Billy, we are told, at the beginning of Chapter Two, "has come unstuck in time." This is because he has been abducted by Tralfamadorians, the inverted sink plunger people, who see time as a whole not as a sequence. So some of the time Billy is on display, naked, in a Tralfamadorian zoo, with the naked porn star, Montana Wildhack, the Tralfamadorians kidnapped for him, and then the next moment he is in Dresden, or the Veteran's Hospital, or in his optometrist office, or in 1976 (nine years after the book was published) when he is a celebrated public speaker on alien abductions about to murdered, as he has always known he will be, by the guy he met on the prisoner of war train back in 1944.
The book's inventiveness never flags. On one level it is comic, satirical, but Vonnegut never loses track of the central point, the indiscriminate slaughter of civilians and prisoners of war in Dresden. Throughout the book people keep dying, each passing marked with the dispassionate phrase, "So it goes." So when he comes to telling us that 135,000 people died in Dresden in a single night "So it goes" knocks the stuffing out of us.
A book to cherish. I loved it.
The Third Plantagenet - John Ashdown-Hill
John Ashdown-Hill was the genealogist-historian who tracked down people descended from Richard III's female relatives though not, of course, from Richard himself. This meant the DNA in the skeleton dug up in the car park of Leicester Social Services could be matched, confirming the remains of the crooked-back man killed in battle, always said in the historical records to have been buried where he was found, was indeed the missing king.
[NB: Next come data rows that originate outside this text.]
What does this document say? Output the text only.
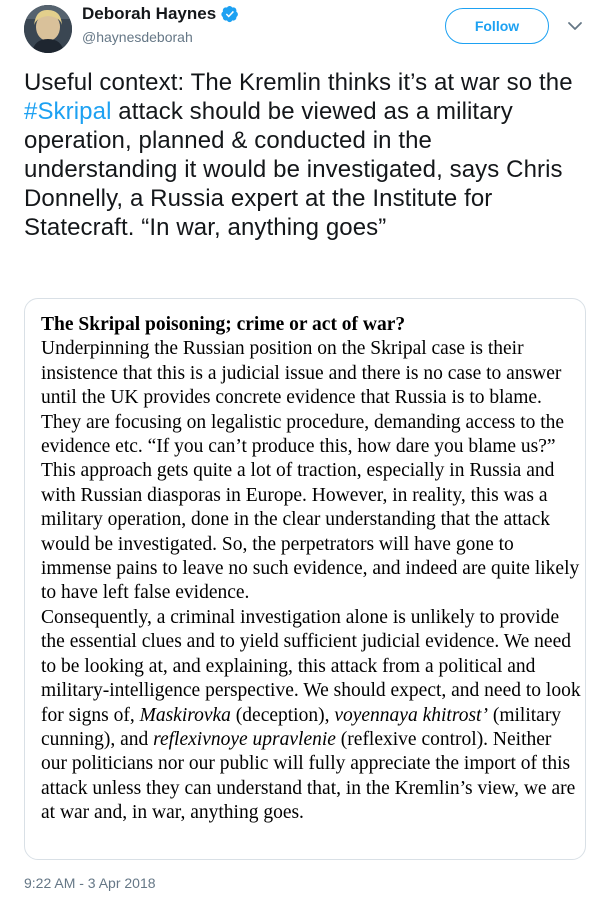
Deborah Haynes
@haynesdeborah
Follow
Useful context: The Kremlin thinks it’s at war so the #Skripal attack should be viewed as a military operation, planned & conducted in the understanding it would be investigated, says Chris Donnelly, a Russia expert at the Institute for Statecraft. “In war, anything goes”
The Skripal poisoning; crime or act of war?

Underpinning the Russian position on the Skripal case is their insistence that this is a judicial issue and there is no case to answer until the UK provides concrete evidence that Russia is to blame. They are focusing on legalistic procedure, demanding access to the evidence etc. “If you can’t produce this, how dare you blame us?” This approach gets quite a lot of traction, especially in Russia and with Russian diasporas in Europe. However, in reality, this was a military operation, done in the clear understanding that the attack would be investigated. So, the perpetrators will have gone to immense pains to leave no such evidence, and indeed are quite likely to have left false evidence.

Consequently, a criminal investigation alone is unlikely to provide the essential clues and to yield sufficient judicial evidence. We need to be looking at, and explaining, this attack from a political and military-intelligence perspective. We should expect, and need to look for signs of, Maskirovka (deception), voyennaya khitrost’ (military cunning), and reflexivnoye upravlenie (reflexive control). Neither our politicians nor our public will fully appreciate the import of this attack unless they can understand that, in the Kremlin’s view, we are at war and, in war, anything goes.

9:22 AM - 3 Apr 2018
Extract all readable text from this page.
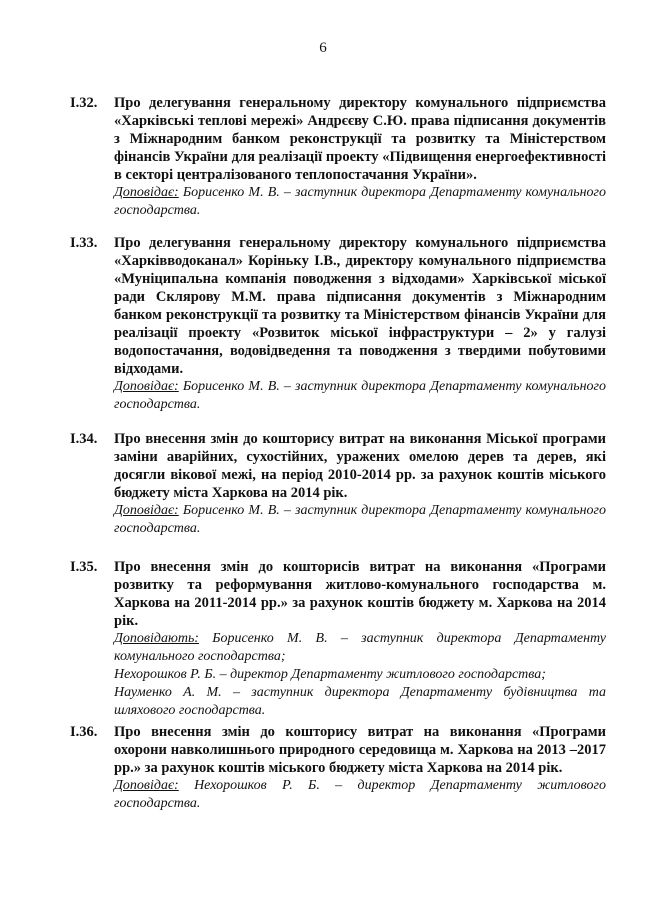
6
І.32.	Про делегування генеральному директору комунального підприємства «Харківські теплові мережі» Андрєєву С.Ю. права підписання документів з Міжнародним банком реконструкції та розвитку та Міністерством фінансів України для реалізації проекту «Підвищення енергоефективності в секторі централізованого теплопостачання України».

Доповідає: Борисенко М. В. – заступник директора Департаменту комунального господарства.

І.33.	Про делегування генеральному директору комунального підприємства «Харківводоканал» Корінькy І.В., директору комунального підприємства «Муніципальна компанія поводження з відходами» Харківської міської ради Склярову М.М. права підписання документів з Міжнародним банком реконструкції та розвитку та Міністерством фінансів України для реалізації проекту «Розвиток міської інфраструктури – 2» у галузі водопостачання, водовідведення та поводження з твердими побутовими відходами.

Доповідає: Борисенко М. В. – заступник директора Департаменту комунального господарства.

І.34.	Про внесення змін до кошторису витрат на виконання Міської програми заміни аварійних, сухостійних, уражених омелою дерев та дерев, які досягли вікової межі, на період 2010-2014 рр. за рахунок коштів міського бюджету міста Харкова на 2014 рік.

Доповідає: Борисенко М. В. – заступник директора Департаменту комунального господарства.

І.35.	Про внесення змін до кошторисів витрат на виконання «Програми розвитку та реформування житлово-комунального господарства м. Харкова на 2011-2014 рр.» за рахунок коштів бюджету м. Харкова на 2014 рік.

Доповідають: Борисенко М. В. – заступник директора Департаменту комунального господарства;

Нехорошков Р. Б. – директор Департаменту житлового господарства;

Науменко А. М. – заступник директора Департаменту будівництва та шляхового господарства.

І.36.	Про внесення змін до кошторису витрат на виконання «Програми охорони навколишнього природного середовища м. Харкова на 2013 –2017 рр.» за рахунок коштів міського бюджету міста Харкова на 2014 рік.

Доповідає: Нехорошков Р. Б. – директор Департаменту житлового господарства.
The dig was funded by the Ricardians, of whom Ashdown-Hill is one, who were appalled when the 'Tudor propaganda' deformity was there before their very eyes. The implication, of course, is that everything else Thomas More said about Richard might also be true, in particular that he murdered his nephews, the Princes in the Tower - just like every contemporary chronicler, including those who wrote before 1485, said he did.
The Ricardians, quite openly, have an agenda - to restore the king's reputation. This can lead them into odd yet fascinating digressions, which is what interested me about Ashdown-Hill's latest book. His thesis is that the Duke of Clarence, the surviving brother between Edward IV and Richard, was not the scheming, self-promoting, untrustworthy blot on the landscape who screams out at us from the pages of history (and I'm talking here to real history; that recorded at the time). Thus, for Ashdown-Hill every Plantagenet male other than Clarence and Richard was illegitimate and excluded from the crown. I'm no fan of the British royal family and their endless progeny but I know for a fact some of them were married - I've seen them marry on the telly.
His other problem is that Clarence has left very few traces behind him (though, to be fair, he has an awful lot of actual direct descendants thanks to his daughter Margaret Countess of Salisbury). Even his bones seem to have vanished from his tomb. Thus everything has to be reconstructed or hypothesized. The result is great fun in every sense. Ashdown-Hill provokes argument, which is what books should do from time to time. I don't agree with some of his theories (frankly, I don't agree with any of them) but I am confident that what he identifies as facts are indeed reliable. I enjoyed it, and there are plenty of other modern histories of the period I can't say the same about.